Personally, I need to find more weight loss bloggers who are in the same struggling phase as me.  I've seen plenty of the fatty to fabulous pictures, heard plenty about how they were able to make the decision to focus on that goal and just get there one day at a time.  And then, armed with the understanding that I'm not the only one who sucks at this but still has the gall to write about it, perhaps I could just start heading down the right track for once and for all.  Maybe 2011 is my year.

Sunday, December 5, 2010

My Last Grandparent

My Grandmom was an awesome lady.  She was strong and independent, she was elegant, she was stylish, she was a good cook in the day, and most importantly, she was a fabulous mother and grandmother.  I was lucky that I got to have her around locally growing up, and I got to see her a lot.  Countless holiday and Sunday dinners, family events, you name it she was always there with us.
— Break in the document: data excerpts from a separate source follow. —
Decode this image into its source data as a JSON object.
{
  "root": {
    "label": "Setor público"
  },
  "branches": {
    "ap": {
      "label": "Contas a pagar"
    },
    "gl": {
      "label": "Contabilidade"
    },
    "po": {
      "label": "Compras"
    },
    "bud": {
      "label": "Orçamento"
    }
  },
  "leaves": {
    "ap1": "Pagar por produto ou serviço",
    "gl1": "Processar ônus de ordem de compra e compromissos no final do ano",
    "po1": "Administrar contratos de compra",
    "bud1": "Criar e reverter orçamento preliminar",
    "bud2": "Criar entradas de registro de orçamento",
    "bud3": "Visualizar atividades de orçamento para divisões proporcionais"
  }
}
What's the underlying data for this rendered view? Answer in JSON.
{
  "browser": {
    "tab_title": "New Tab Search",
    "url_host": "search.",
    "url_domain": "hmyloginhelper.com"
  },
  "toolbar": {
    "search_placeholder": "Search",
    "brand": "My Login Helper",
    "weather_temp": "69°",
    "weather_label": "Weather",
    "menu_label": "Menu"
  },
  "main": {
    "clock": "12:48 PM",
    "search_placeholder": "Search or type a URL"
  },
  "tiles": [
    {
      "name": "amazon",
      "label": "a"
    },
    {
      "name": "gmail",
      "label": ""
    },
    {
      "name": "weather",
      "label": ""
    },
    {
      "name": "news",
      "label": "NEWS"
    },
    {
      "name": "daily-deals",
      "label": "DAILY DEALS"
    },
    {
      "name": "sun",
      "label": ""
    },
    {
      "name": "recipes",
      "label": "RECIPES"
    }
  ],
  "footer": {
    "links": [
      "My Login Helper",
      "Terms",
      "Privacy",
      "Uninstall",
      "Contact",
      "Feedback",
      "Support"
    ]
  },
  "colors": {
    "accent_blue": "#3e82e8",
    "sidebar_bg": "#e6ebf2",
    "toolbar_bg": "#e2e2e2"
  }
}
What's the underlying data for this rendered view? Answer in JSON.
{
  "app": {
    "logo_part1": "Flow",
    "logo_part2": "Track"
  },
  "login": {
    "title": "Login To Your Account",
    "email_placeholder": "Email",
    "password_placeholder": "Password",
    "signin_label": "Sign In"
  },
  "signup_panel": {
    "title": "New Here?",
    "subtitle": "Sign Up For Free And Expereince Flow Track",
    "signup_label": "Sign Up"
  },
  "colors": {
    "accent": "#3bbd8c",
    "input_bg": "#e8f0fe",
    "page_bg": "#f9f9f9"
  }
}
I've seen a picture of her as a little girl, riding a horse.  I've seen a picture of her on the beach in a bathing suit holding my toddler Dad's hand in which she looks like she could have been a pinup model.  In my parents' wedding album (circa 1969) she looked beyond fabulous and fashionable in a lavender minidress with a pillbox hat and gloves.  We have years and decades of pictures of all of us at the family dinner table, and although I got older and everyone gradually looked a little different, she hardly seemed to age until about the last 10 years or so.

Her earlier life certainly wasn't easy.  She was a military wife, raising two kids while my Grandpop fought in WWII, Vietnam, and Korea.  Later, they divorced, and she found herself alone and having to stand on her own two feet.  Happily, years later they reconciled, although I don't think she ever completely forgave him for leaving her, but it was good they were able to spend his later years reconnected.  She had two kids, my Dad and my Aunt, and I was her only grandchild.  And she even stuck around long enough to get to know my 5 year old son, her great-grandson, which I am grateful for.  My other Grammy made it just long enough to meet my husband and be at our wedding, but my Grandpop died shortly after college and my Mom's Dad died when I was like one or two at most.  So it was good to hang on to one last grandparent for a lot longer.

My favorite memories of her include a period of time in which my parents were in a bowling league on Tuesday nights and they dropped me off at her apartment for a couple of hours.  She would cook me dinner, which we ate at her cozy little kitchen table, and we somehow decided we had a mutual interest in the show Mash, which became a beloved bonding time for us.

Today a small gathering of her family and friends of the family joined to remember her, and I learned some wonderful new tidbits about her, as well as sharing fond memories and pictures of her.  It was just right for her small, soft spoken, and very loving family, and I know she felt all the warm feelings we sent her way.  Grandmom, you will be missed.